Scientific classification
- Kingdom: Animalia
- Phylum: Chordata
- Class: Aves
- Clade: Strisores
- Order: Apodiformes
- Family: Trochilidae
- Subfamily: Lesbiinae
- Tribe: Heliantheini
- Groups included: Eriocnemis; Haplophaedia;
- Cladistically included but traditionally excluded taxa: Loddigesia and all other hummingbird genera;

= Puffleg =

Group of hummingbirds

Pufflegs are hummingbirds from the genera Eriocnemis and Haplophaedia. They occur in humid forest, woodland and shrub at altitudes of 1000 to 4800 m. asl in the Andes of Argentina, Bolivia, Peru, Ecuador, Colombia, and Venezuela. The males have a colorful green, coppery or blue plumage, and the females are generally somewhat duller. The most striking feature of both sexes is their dense snow-white leg puffs which consist of feather tufts that resemble woolly panties. One species – the black-thighed puffleg – is characterized by black coloured leg puffs, and another – the buff-thighed puffleg – has lightly buff-tinged leg puffs.

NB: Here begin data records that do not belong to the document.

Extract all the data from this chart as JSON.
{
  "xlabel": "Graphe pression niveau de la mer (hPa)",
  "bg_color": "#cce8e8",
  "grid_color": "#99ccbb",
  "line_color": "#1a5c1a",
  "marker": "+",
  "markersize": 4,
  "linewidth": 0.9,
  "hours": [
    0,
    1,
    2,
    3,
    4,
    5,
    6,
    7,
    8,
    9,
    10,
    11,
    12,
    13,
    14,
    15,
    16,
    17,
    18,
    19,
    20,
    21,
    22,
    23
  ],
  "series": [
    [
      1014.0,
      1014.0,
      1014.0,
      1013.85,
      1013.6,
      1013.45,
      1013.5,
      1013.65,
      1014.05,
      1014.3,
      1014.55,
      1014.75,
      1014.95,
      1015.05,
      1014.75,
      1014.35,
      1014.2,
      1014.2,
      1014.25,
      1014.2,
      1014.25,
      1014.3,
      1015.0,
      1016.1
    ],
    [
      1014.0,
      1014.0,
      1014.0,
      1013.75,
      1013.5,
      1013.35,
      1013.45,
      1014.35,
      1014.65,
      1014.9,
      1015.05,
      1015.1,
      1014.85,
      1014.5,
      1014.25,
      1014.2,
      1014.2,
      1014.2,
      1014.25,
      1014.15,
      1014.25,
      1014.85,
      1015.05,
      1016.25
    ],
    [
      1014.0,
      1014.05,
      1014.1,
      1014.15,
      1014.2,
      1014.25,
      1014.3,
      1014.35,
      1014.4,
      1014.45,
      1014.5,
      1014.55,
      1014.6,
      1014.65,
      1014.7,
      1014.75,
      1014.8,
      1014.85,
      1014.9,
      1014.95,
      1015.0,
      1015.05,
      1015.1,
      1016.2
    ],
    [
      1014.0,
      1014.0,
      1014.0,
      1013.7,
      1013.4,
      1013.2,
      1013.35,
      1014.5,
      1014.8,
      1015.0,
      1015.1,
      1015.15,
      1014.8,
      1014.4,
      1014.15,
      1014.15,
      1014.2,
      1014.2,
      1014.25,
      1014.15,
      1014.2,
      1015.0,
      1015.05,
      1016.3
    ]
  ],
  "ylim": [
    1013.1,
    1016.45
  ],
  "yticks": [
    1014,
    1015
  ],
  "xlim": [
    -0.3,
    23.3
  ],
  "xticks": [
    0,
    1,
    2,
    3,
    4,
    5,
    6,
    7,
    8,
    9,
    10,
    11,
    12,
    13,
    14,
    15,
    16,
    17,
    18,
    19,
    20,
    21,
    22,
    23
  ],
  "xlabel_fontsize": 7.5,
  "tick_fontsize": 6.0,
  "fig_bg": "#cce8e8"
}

Further common features of all species are the straight black bill and the slightly to deeply forked tail. The members of the genus Haplophaedia are generally duller than the members of Eriocnemis.

While most pufflegs remain fairly common, three species (colorful puffleg, black-breasted puffleg and gorgeted puffleg) are critically endangered and one (the turquoise-throated puffleg) is possibly extinct.

==Puffleg species==
- Genus Eriocnemis
  - Black-breasted puffleg, Eriocnemis nigrivestis
  - Gorgeted puffleg, Eriocnemis isabellae
  - Glowing puffleg, Eriocnemis vestitus
  - Black-thighed puffleg, Eriocnemis derbyi
  - Turquoise-throated puffleg, Eriocnemis godini – possibly extinct (20th century?)
  - Coppery-bellied puffleg, Eriocnemis cupreoventris
  - Sapphire-vented puffleg, Eriocnemis luciani
    - Coppery-naped puffleg, Eriocnemis (luciani) sapphiropygia
  - Golden-breasted puffleg, Eriocnemis mosquera
  - Blue-capped puffleg, Eriocnemis glaucopoides
  - Colorful puffleg, Eriocnemis mirabilis
  - Emerald-bellied puffleg, Eriocnemis aline
- Genus Haplophaedia
  - Greenish puffleg, Haplophaedia aureliae
    - Buff-thighed puffleg, Haplophaedia (aureliae) assimilis
  - Hoary puffleg, Haplophaedia lugens

In addition there were the controversial species: Eriocnemis söderströmi, E. isaacsoni and E. dyselius which were each only known by one specimen. In the case of E. söderströmi it could have been either the female of E. godini or a hybrid between E. luciani and E. nigrivestris. E. dyselius was nothing more than a melanistic individual of E. cupreoventris. Today these species are considered invalid.